57 aspects stratégiques du développement de l'entreprise. C'est une démarche proactive qui a comme objectifs la pérennité de l'organisation (personnes, activités, direction, actionnaires) ».

1.1.1.4. L’intelligence économique 2.0

En dépit des nuances et des différences, l’information est la matière première de l’intelligence économique et de la veille. Selon Moinet et Darantière (2007, p. 97), l’information est « une réalité immatérielle qui est à la fois : un objet mesurable (un renseignement communiqué ou obtenu); un stock quantifiable (une accumulation de connaissances acquises sur un sujet) ; une énergie, un flux (un processus tendu vers la décision) ». L’information est insérée dans cette dynamique d’IE qui inclue différents acteurs, objectifs, outils et processus au sein des organisations. L’arrivée de l’internet et plus récemment du web 2.0 ont eu des conséquences non seulement sur l’accès, mais sur la production et partage de l’information.

Quoniam et Lucien (2009, p. 12) mettent en avant trois dimensions du web 2.0 : « son caractère collaboratif, (…) reposant sur les contributions des utilisateurs, (…) son caractère sémantique fondé sur l’interopérabilité entre les informations elles-mêmes grâce aux tags ou métadonnées qui permettent de marquer l’information et d’organiser des interactions techniques entre les applications, enfin sa dimension communautaire (qui) implique la constitution de réseaux d’utilisateurs ». Ils considèrent que ces dimensions du web 2.0 font effondrer la structure de l’intelligence économique telle qu’elle est définie, faisant évoluer les pratiques vers l’intelligence collective. Les blogs, les wikis, les tags, les pratiques de socialbookmarking et de crowdsourcing, les réseaux sociaux numériques, sont certains des outils et pratiques issus du web 2.0. Selon Quoniam et Lucien (2009, p. 35), « le concept 2.0 évoque un changement de paradigme d’ordre anthropologique qui fait évoluer les pratiques professionnelles et notamment celles de la veille, du traitement, du partage et de la valorisation de l’information ».

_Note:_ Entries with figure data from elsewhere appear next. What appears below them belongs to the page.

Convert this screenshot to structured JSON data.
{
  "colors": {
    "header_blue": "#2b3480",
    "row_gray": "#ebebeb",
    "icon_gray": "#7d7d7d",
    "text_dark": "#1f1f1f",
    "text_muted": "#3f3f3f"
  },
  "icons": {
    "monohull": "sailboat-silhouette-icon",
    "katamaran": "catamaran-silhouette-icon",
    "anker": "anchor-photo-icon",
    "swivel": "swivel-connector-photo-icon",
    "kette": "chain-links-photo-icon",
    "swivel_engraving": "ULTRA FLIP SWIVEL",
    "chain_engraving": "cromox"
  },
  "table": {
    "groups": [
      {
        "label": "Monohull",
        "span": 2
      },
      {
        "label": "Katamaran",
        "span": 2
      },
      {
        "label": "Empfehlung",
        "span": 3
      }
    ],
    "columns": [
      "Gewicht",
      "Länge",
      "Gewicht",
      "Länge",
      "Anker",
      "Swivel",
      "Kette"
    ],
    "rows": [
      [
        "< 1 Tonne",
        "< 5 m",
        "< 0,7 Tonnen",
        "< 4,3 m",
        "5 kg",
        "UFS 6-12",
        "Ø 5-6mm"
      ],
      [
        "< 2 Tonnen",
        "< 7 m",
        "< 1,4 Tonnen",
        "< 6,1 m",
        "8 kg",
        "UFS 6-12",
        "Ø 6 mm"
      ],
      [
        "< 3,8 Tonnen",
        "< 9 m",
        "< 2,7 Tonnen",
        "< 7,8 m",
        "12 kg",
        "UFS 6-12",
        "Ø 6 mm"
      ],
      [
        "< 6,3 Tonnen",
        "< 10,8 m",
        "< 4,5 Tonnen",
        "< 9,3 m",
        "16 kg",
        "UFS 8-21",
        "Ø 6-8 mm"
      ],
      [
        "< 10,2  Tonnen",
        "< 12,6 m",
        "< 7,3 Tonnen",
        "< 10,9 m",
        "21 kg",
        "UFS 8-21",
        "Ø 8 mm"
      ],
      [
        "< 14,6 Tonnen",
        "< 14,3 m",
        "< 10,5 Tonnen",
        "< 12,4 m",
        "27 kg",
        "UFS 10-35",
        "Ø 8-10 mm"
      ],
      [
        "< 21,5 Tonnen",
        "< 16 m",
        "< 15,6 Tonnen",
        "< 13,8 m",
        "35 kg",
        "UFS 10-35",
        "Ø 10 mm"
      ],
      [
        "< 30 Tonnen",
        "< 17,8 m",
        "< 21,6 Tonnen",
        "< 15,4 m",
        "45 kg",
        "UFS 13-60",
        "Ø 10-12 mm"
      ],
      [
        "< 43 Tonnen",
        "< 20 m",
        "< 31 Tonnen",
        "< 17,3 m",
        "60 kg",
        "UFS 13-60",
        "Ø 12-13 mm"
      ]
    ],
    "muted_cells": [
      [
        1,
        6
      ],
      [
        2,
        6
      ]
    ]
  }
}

L’intelligence économique est principalement étudiée par les sciences de gestion et par les sciences de l'information et de la communication. D’autres disciplines, comme les sciences économiques, politiques, juridiques, la psychologie sociale, la sociologie et la philosophie, ont aussi porté de l’intérêt à étudier l’intelligence économique. Moinet (2011) estime que l'IE cherche encore ses concepts fondamentaux et opératoires. Atteindre sa maturité « implique le passage de l'information dite stratégique à la connaissance, du “savoir pour agir” au “connaître est agir”. Une évolution qui demande de mieux comprendre et d'intégrer

58 pleinement l'aspect communicationnel (Wolton, 1997) d'une intelligence économique trop souvent limitée à la gestion de l'information (...) » (Moinet, 2011, p. 14).

Libaert et Moinet (2013, p. 9) défendent l’idée que les sciences de l’information et de la communication (SIC) peuvent permettre une analyse de la dynamique d’intelligence économique sans « tomber dans le piège du réductionnisme ». Pour éviter le réductionnisme économique avec la « privatisation des savoirs », ou le réductionnisme informatique qui produit une « réduction à l’information seule », les auteurs estiment qu’il est nécessaire d’analyser cette dynamique « comme un fait social d’information et de communication » (Libaert et Moinet, 2013, p. 9). Nous veillons dans cette recherche à ce que l’analyse de la veille collaborative prenne en considération les aspects informationnels, mais surtout communicationnels de cette activité.

Après avoir explicité certains aspects historiques et culturels de la démarche d’intelligence économique dans le contexte français, nous présentons les définitions et caractéristiques de l’activité de veille telle qu’elle est réalisée dans les entreprises. La veille vient fournir une information cohérente avec les objectifs de la démarche d’intelligence économique, information qui participera au processus de compréhension contextuel et de prise de décision.